It doesn’t mean I can do everything without flying; I can just do a lot more without it.
And there are a couple of other causes for hope on the near horizon. (Yep, that’s an intentional pun.)
- Biofuels (Sustainable Aviation Fuels or SAFs) are getting extensive testing and are on the verge of becoming legally accepted for jet fuel. Several airlines are trialing them. But SAFs are not without controversy. Though they have several advantages – their net carbon emissions are less than fossil fuels and they emit fewer particulates and no sulfur dioxide – they are still mixed with kerosene jet fuel, and there are other associated emissions.

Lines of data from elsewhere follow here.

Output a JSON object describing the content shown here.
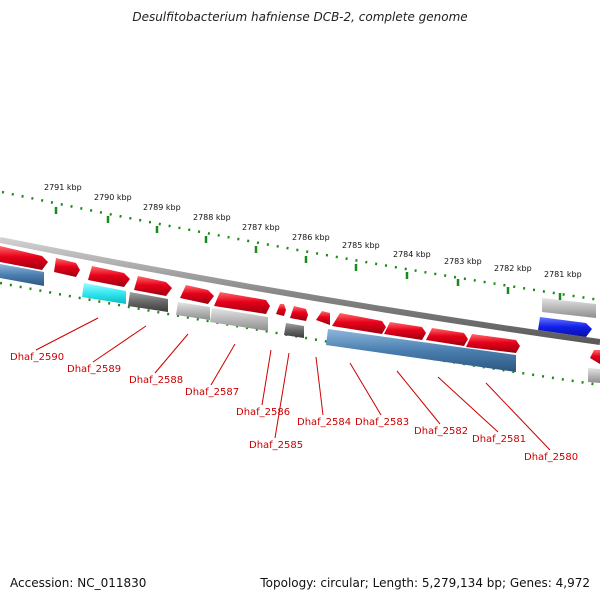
{
  "title": "Desulfitobacterium hafniense DCB-2, complete genome",
  "footer": {
    "accession": "Accession: NC_011830",
    "summary": "Topology: circular; Length: 5,279,134 bp; Genes: 4,972"
  },
  "ticks": [
    {
      "label": "2791 kbp"
    },
    {
      "label": "2790 kbp"
    },
    {
      "label": "2789 kbp"
    },
    {
      "label": "2788 kbp"
    },
    {
      "label": "2787 kbp"
    },
    {
      "label": "2786 kbp"
    },
    {
      "label": "2785 kbp"
    },
    {
      "label": "2784 kbp"
    },
    {
      "label": "2783 kbp"
    },
    {
      "label": "2782 kbp"
    },
    {
      "label": "2781 kbp"
    }
  ],
  "gene_labels": [
    "Dhaf_2590",
    "Dhaf_2589",
    "Dhaf_2588",
    "Dhaf_2587",
    "Dhaf_2586",
    "Dhaf_2585",
    "Dhaf_2584",
    "Dhaf_2583",
    "Dhaf_2582",
    "Dhaf_2581",
    "Dhaf_2580"
  ],
  "colors": {
    "forward_gene": "#e8001a",
    "reverse_cds_blue": "#4a7fb0",
    "gray_feature": "#b8b8b8",
    "dark_feature": "#6a6a6a",
    "cyan_feature": "#30e8f0",
    "blue_feature": "#1020e8",
    "tick_green": "#1a8a1a",
    "label_red": "#cc0000",
    "backbone": "#8a8a8a"
  }
}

- And beyond biofuels might be this… (I love it, btw, when my interest in flying overlaps with my sustainability side – this is from a site I follow for completely non-eco reasons.)
“Long Haul Flights Could Be Powered By Fuel Made From Thin Air” - And a formerly pie-in-the-(almost literal)-sky EcoOptimist part is the near-reality of electric planes. They’re only slightly behind the curve from electric vehicles. They’ll still require energy in the form of electricity, but at least they won’t be spewing greenhouse gasses into the upper atmosphere. And more and more of the electricity is going to be from renewables.
So, while I’m sure the tin cans will still be cheek by jowl with unmasked people coughing and kneeing me, I’ll feel a little less hypocritical flying to the occasional conference to gather with other environmentalists or spending a holiday now and then with my nieces.
I wouldn’t exactly call that full-fledge EcoOptimism, but perhaps it’s closer to eco-neutral.